Because they are filmed they are much richer than any sound recordings. Human beings communicate as much through their faces and expressions and their body posture as they do through the actual language and watching someone talking, even the pauses and sideways look of their eyes, often indicate a great deal. So whereas there are other archives, like the British Library archive of interviews, these are, I think, less interesting and certainly less viewable than the ones I've done. Behind all of these interviews is the idea summarized by Wordsworth – ‘the child is father of the man’ – that we form much of our character in our few years. Therefore up to half of many of the interviews is devoted to the time up to the end of university. In this film about the early life, you see the character before they get covered over by an adult career which is much better known.

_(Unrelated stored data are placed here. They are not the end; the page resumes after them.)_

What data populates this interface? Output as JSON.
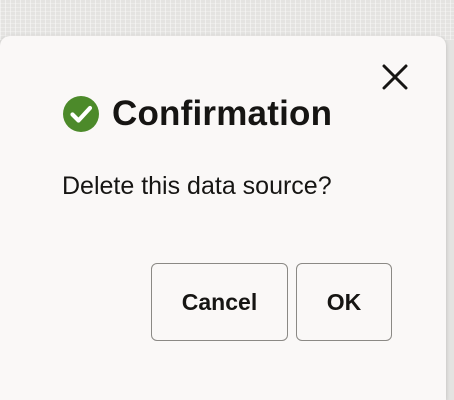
{
  "dialog": {
    "title": "Confirmation",
    "message": "Delete this data source?",
    "title_icon": "check-circle-icon",
    "close_icon": "close-icon",
    "success_color": "#4c8a2a"
  },
  "buttons": {
    "cancel_label": "Cancel",
    "ok_label": "OK"
  }
}
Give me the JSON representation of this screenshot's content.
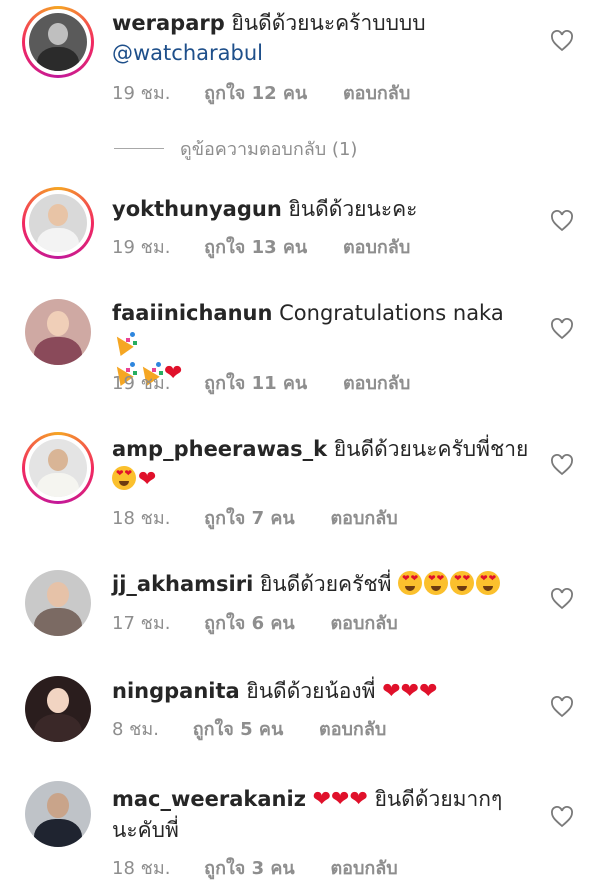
{
  "comments": [
    {
      "username": "weraparp",
      "text": "ยินดีด้วยนะคร้าบบบบ",
      "mention": "@watcharabul",
      "time": "19 ชม.",
      "likes": "ถูกใจ 12 คน",
      "reply": "ตอบกลับ"
    },
    {
      "username": "yokthunyagun",
      "text": "ยินดีด้วยนะคะ",
      "time": "19 ชม.",
      "likes": "ถูกใจ 13 คน",
      "reply": "ตอบกลับ"
    },
    {
      "username": "faaiinichanun",
      "text": "Congratulations naka",
      "time": "19 ชม.",
      "likes": "ถูกใจ 11 คน",
      "reply": "ตอบกลับ"
    },
    {
      "username": "amp_pheerawas_k",
      "text": "ยินดีด้วยนะครับพี่ชาย",
      "time": "18 ชม.",
      "likes": "ถูกใจ 7 คน",
      "reply": "ตอบกลับ"
    },
    {
      "username": "jj_akhamsiri",
      "text": "ยินดีด้วยครัชพี่",
      "time": "17 ชม.",
      "likes": "ถูกใจ 6 คน",
      "reply": "ตอบกลับ"
    },
    {
      "username": "ningpanita",
      "text": "ยินดีด้วยน้องพี่",
      "time": "8 ชม.",
      "likes": "ถูกใจ 5 คน",
      "reply": "ตอบกลับ"
    },
    {
      "username": "mac_weerakaniz",
      "text": "ยินดีด้วยมากๆ นะคับพี่",
      "time": "18 ชม.",
      "likes": "ถูกใจ 3 คน",
      "reply": "ตอบกลับ"
    }
  ],
  "view_replies": "ดูข้อความตอบกลับ (1)",
  "icons": {
    "like": "heart-outline-icon",
    "emoji_heart": "red-heart-emoji",
    "emoji_party": "party-popper-emoji",
    "emoji_love_face": "heart-eyes-emoji"
  },
  "colors": {
    "heart": "#e0112b",
    "meta": "#8e8e8e",
    "mention": "#1e4f8a"
  }
}
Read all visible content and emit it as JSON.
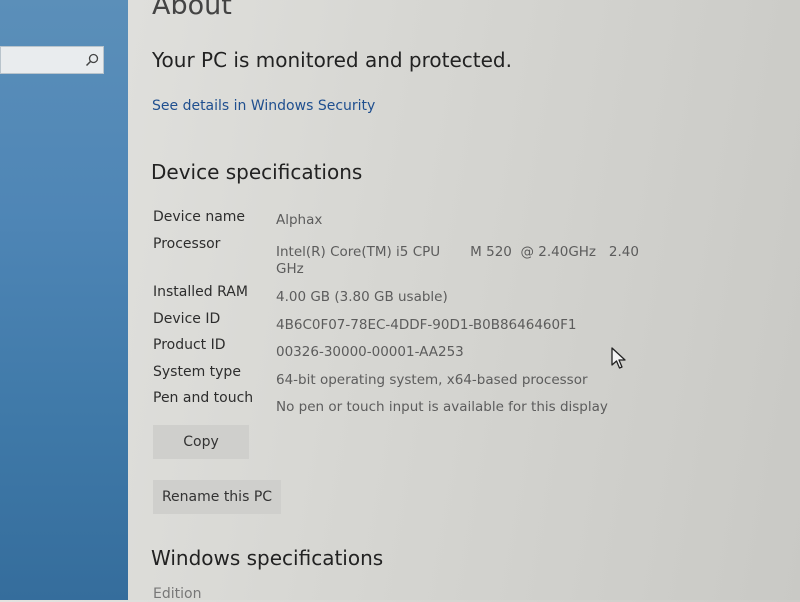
{
  "header": {
    "title": "About",
    "protection_status": "Your PC is monitored and protected.",
    "security_link": "See details in Windows Security"
  },
  "search": {
    "placeholder": ""
  },
  "device_specs": {
    "heading": "Device specifications",
    "rows": [
      {
        "label": "Device name",
        "value": "Alphax"
      },
      {
        "label": "Processor",
        "value": "Intel(R) Core(TM) i5 CPU       M 520  @ 2.40GHz   2.40",
        "value_cont": "GHz"
      },
      {
        "label": "Installed RAM",
        "value": "4.00 GB (3.80 GB usable)"
      },
      {
        "label": "Device ID",
        "value": "4B6C0F07-78EC-4DDF-90D1-B0B8646460F1"
      },
      {
        "label": "Product ID",
        "value": "00326-30000-00001-AA253"
      },
      {
        "label": "System type",
        "value": "64-bit operating system, x64-based processor"
      },
      {
        "label": "Pen and touch",
        "value": "No pen or touch input is available for this display"
      }
    ],
    "copy_button": "Copy",
    "rename_button": "Rename this PC"
  },
  "windows_specs": {
    "heading": "Windows specifications",
    "first_label": "Edition"
  },
  "colors": {
    "sidebar": "#4f86b6",
    "link": "#1f4f8f",
    "background": "#d9d9d5"
  },
  "icons": {
    "search": "search-icon",
    "cursor": "mouse-pointer-icon"
  }
}
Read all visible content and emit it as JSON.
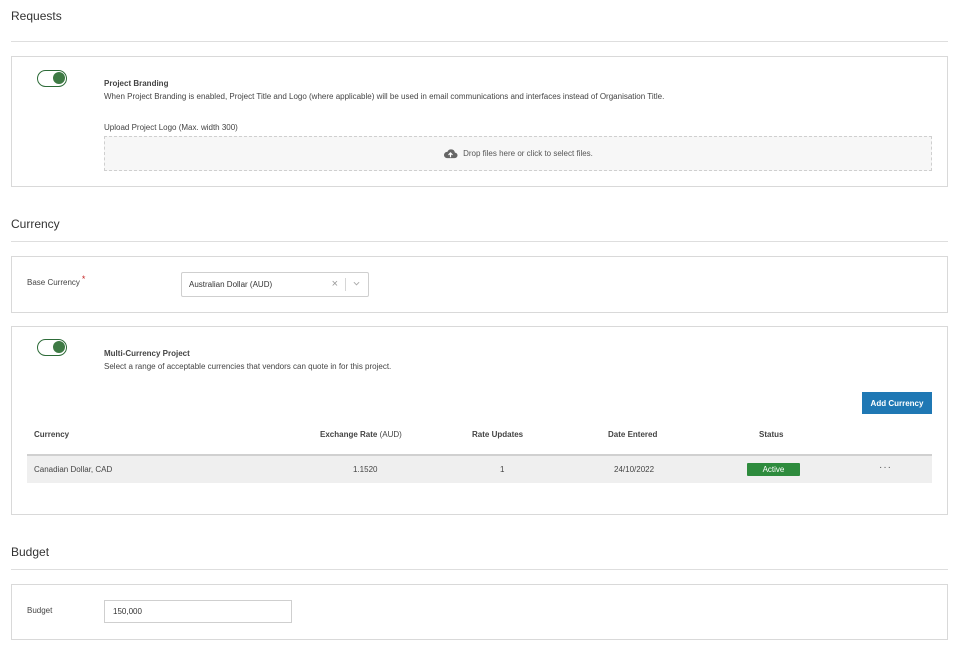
{
  "requests": {
    "title": "Requests",
    "branding": {
      "enabled": true,
      "title": "Project Branding",
      "description": "When Project Branding is enabled, Project Title and Logo (where applicable) will be used in email communications and interfaces instead of Organisation Title.",
      "upload_label": "Upload Project Logo (Max. width 300)",
      "dropzone_text": "Drop files here or click to select files."
    }
  },
  "currency": {
    "title": "Currency",
    "base_label": "Base Currency",
    "required_mark": "*",
    "base_value": "Australian Dollar (AUD)",
    "clear_glyph": "×",
    "multi": {
      "enabled": true,
      "title": "Multi-Currency Project",
      "description": "Select a range of acceptable currencies that vendors can quote in for this project.",
      "add_button": "Add Currency",
      "columns": {
        "currency": "Currency",
        "exchange_rate": "Exchange Rate",
        "exchange_rate_unit": "(AUD)",
        "rate_updates": "Rate Updates",
        "date_entered": "Date Entered",
        "status": "Status"
      },
      "rows": [
        {
          "currency": "Canadian Dollar, CAD",
          "exchange_rate": "1.1520",
          "rate_updates": "1",
          "date_entered": "24/10/2022",
          "status": "Active",
          "actions": "···"
        }
      ]
    }
  },
  "budget": {
    "title": "Budget",
    "label": "Budget",
    "value": "150,000"
  },
  "colors": {
    "toggle_on": "#2d6b38",
    "primary": "#1f78b4",
    "active_badge": "#2e8b3d",
    "required": "#c62828"
  },
  "icons": {
    "upload": "cloud-upload-icon",
    "clear": "close-icon",
    "dropdown": "chevron-down-icon",
    "actions": "more-horizontal-icon"
  }
}
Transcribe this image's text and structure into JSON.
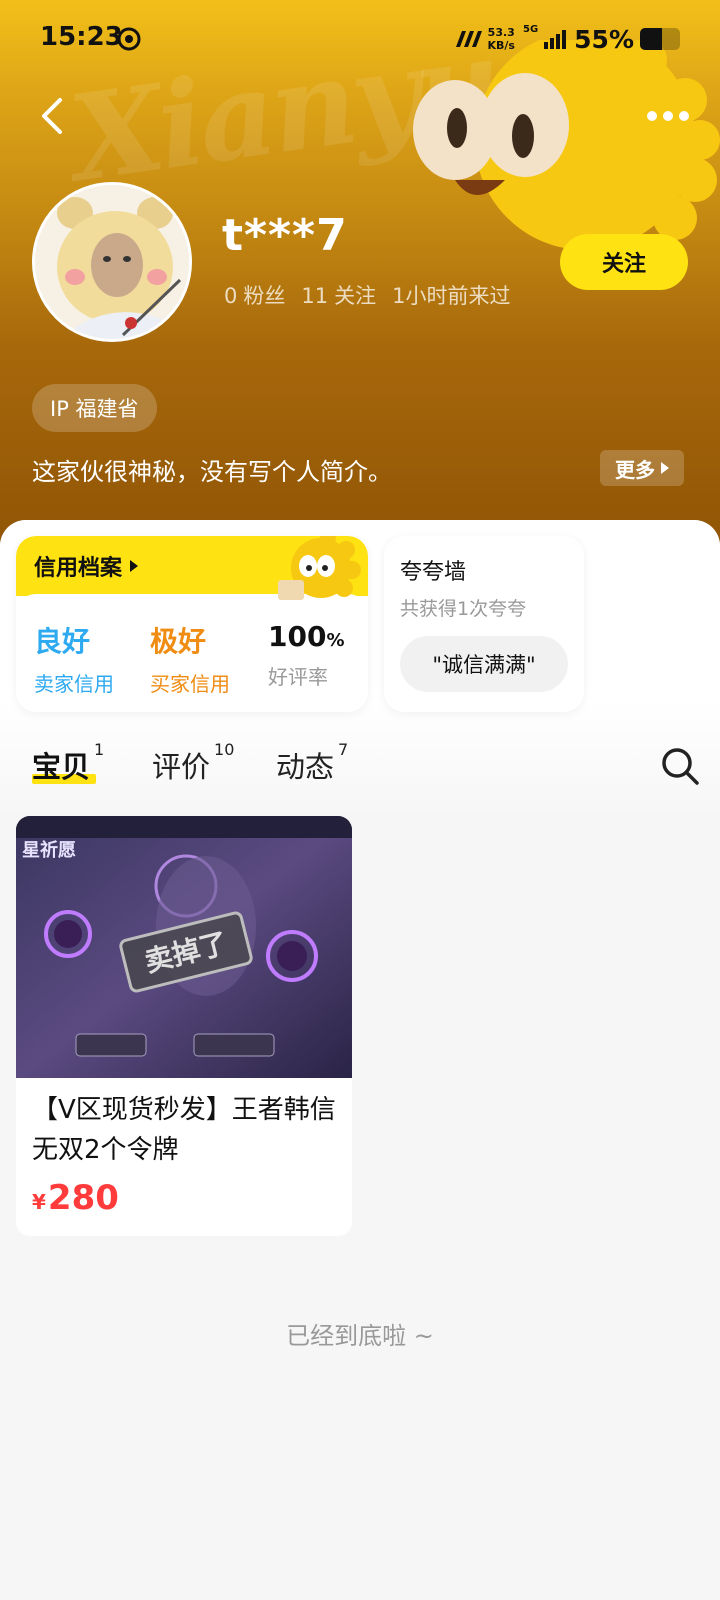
{
  "status_bar": {
    "time": "15:23",
    "net_speed_value": "53.3",
    "net_speed_unit": "KB/s",
    "signal_type": "5G",
    "battery_percent": "55%",
    "battery_level": 0.55
  },
  "profile": {
    "username": "t***7",
    "fans_count": "0",
    "fans_label": "粉丝",
    "following_count": "11",
    "following_label": "关注",
    "last_active": "1小时前来过",
    "follow_button": "关注",
    "ip_location": "IP 福建省",
    "bio": "这家伙很神秘，没有写个人简介。",
    "more_label": "更多"
  },
  "credit": {
    "title": "信用档案",
    "items": [
      {
        "value": "良好",
        "label": "卖家信用",
        "color": "#2eaaf0"
      },
      {
        "value": "极好",
        "label": "买家信用",
        "color": "#f08c12"
      },
      {
        "value": "100",
        "unit": "%",
        "label": "好评率",
        "color": "#111111"
      }
    ]
  },
  "praise_wall": {
    "title": "夸夸墙",
    "subtitle": "共获得1次夸夸",
    "tag": "\"诚信满满\""
  },
  "tabs": [
    {
      "label": "宝贝",
      "count": "1",
      "active": true
    },
    {
      "label": "评价",
      "count": "10",
      "active": false
    },
    {
      "label": "动态",
      "count": "7",
      "active": false
    }
  ],
  "product": {
    "title": "【V区现货秒发】王者韩信无双2个令牌",
    "currency": "¥",
    "price": "280",
    "sold_stamp": "卖掉了",
    "image_text": "星祈愿"
  },
  "footer": {
    "end_text": "已经到底啦 ~"
  },
  "colors": {
    "accent_yellow": "#ffe212",
    "price_red": "#ff3b3b"
  }
}
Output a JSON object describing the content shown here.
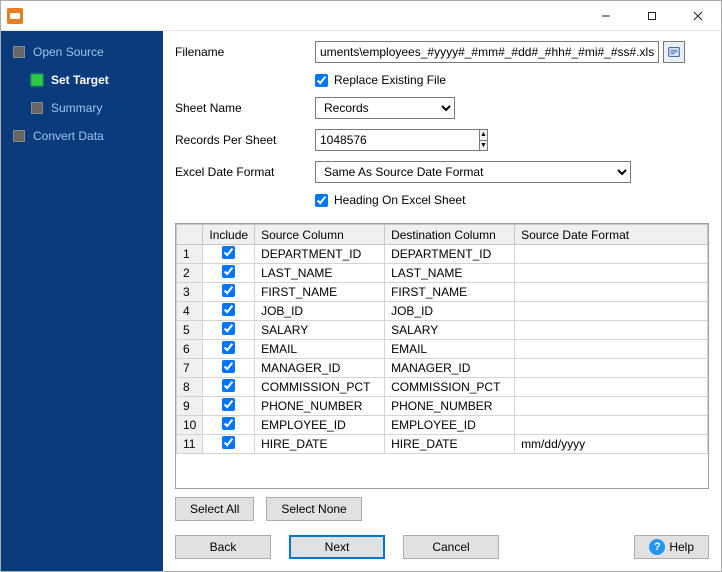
{
  "sidebar": {
    "items": [
      {
        "label": "Open Source",
        "active": false,
        "green": false
      },
      {
        "label": "Set Target",
        "active": true,
        "green": true
      },
      {
        "label": "Summary",
        "active": false,
        "green": false
      },
      {
        "label": "Convert Data",
        "active": false,
        "green": false
      }
    ]
  },
  "form": {
    "filename_label": "Filename",
    "filename_value": "uments\\employees_#yyyy#_#mm#_#dd#_#hh#_#mi#_#ss#.xlsx",
    "replace_existing_label": "Replace Existing File",
    "replace_existing_checked": true,
    "sheet_name_label": "Sheet Name",
    "sheet_name_value": "Records",
    "records_per_sheet_label": "Records Per Sheet",
    "records_per_sheet_value": "1048576",
    "excel_date_format_label": "Excel Date Format",
    "excel_date_format_value": "Same As Source Date Format",
    "heading_on_sheet_label": "Heading On Excel Sheet",
    "heading_on_sheet_checked": true
  },
  "table": {
    "headers": {
      "include": "Include",
      "source": "Source Column",
      "dest": "Destination Column",
      "date_fmt": "Source Date Format"
    },
    "rows": [
      {
        "n": "1",
        "inc": true,
        "src": "DEPARTMENT_ID",
        "dst": "DEPARTMENT_ID",
        "fmt": ""
      },
      {
        "n": "2",
        "inc": true,
        "src": "LAST_NAME",
        "dst": "LAST_NAME",
        "fmt": ""
      },
      {
        "n": "3",
        "inc": true,
        "src": "FIRST_NAME",
        "dst": "FIRST_NAME",
        "fmt": ""
      },
      {
        "n": "4",
        "inc": true,
        "src": "JOB_ID",
        "dst": "JOB_ID",
        "fmt": ""
      },
      {
        "n": "5",
        "inc": true,
        "src": "SALARY",
        "dst": "SALARY",
        "fmt": ""
      },
      {
        "n": "6",
        "inc": true,
        "src": "EMAIL",
        "dst": "EMAIL",
        "fmt": ""
      },
      {
        "n": "7",
        "inc": true,
        "src": "MANAGER_ID",
        "dst": "MANAGER_ID",
        "fmt": ""
      },
      {
        "n": "8",
        "inc": true,
        "src": "COMMISSION_PCT",
        "dst": "COMMISSION_PCT",
        "fmt": ""
      },
      {
        "n": "9",
        "inc": true,
        "src": "PHONE_NUMBER",
        "dst": "PHONE_NUMBER",
        "fmt": ""
      },
      {
        "n": "10",
        "inc": true,
        "src": "EMPLOYEE_ID",
        "dst": "EMPLOYEE_ID",
        "fmt": ""
      },
      {
        "n": "11",
        "inc": true,
        "src": "HIRE_DATE",
        "dst": "HIRE_DATE",
        "fmt": "mm/dd/yyyy"
      }
    ]
  },
  "buttons": {
    "select_all": "Select All",
    "select_none": "Select None",
    "back": "Back",
    "next": "Next",
    "cancel": "Cancel",
    "help": "Help"
  }
}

Film-making is a hobby for me. I've never been formally trained as a filmmaker. I've learnt the techniques on the job. I've learned a few things in this process. One of which is to ‘keep things as simple as possible’. I don't bother with lights, tripods, I don't usually bother with microphones. I just have the camera. When you're filming in the field, you should have the camera with you all the time, so keep the equipment very simple. I also keep the editing very simple. I don't re-edit, change the order of things,. Indeed I hardly edit at all now because even things which I'd assumed were a problem – when the camera goes out of focus a little or when someone walks across in front of the camera – it doesn't matter. Certainly not having a tripod doesn't matter because the slight unsteadiness of holding the camera is how we see the world. So the aim of the filming is basically fieldwork filming is to let the viewer feel that they are there and are watching this and if people wander around in front of you that's what happens and if you get off focus a bit. I've learnt all this and I've learnt that you should let the camera roll sometimes the films may need to be cut a little bit but it's better to have too much rather than too little.

Recently there have been further revolutions in the technology, which I'll end with. Recently I was given an iPhone with a wonderful lens, sound recorder and a lot of storage. This means that I no longer need to carry around a bulky camera. I have also recently found it is very easy to make a very accurate transcript of interviews, using modern AI software (I use Buzz). Finally, the development of cameras on computers, combined with Zoom and other communications technology is transforming the way I write and communicate with colleagues and friends around the world.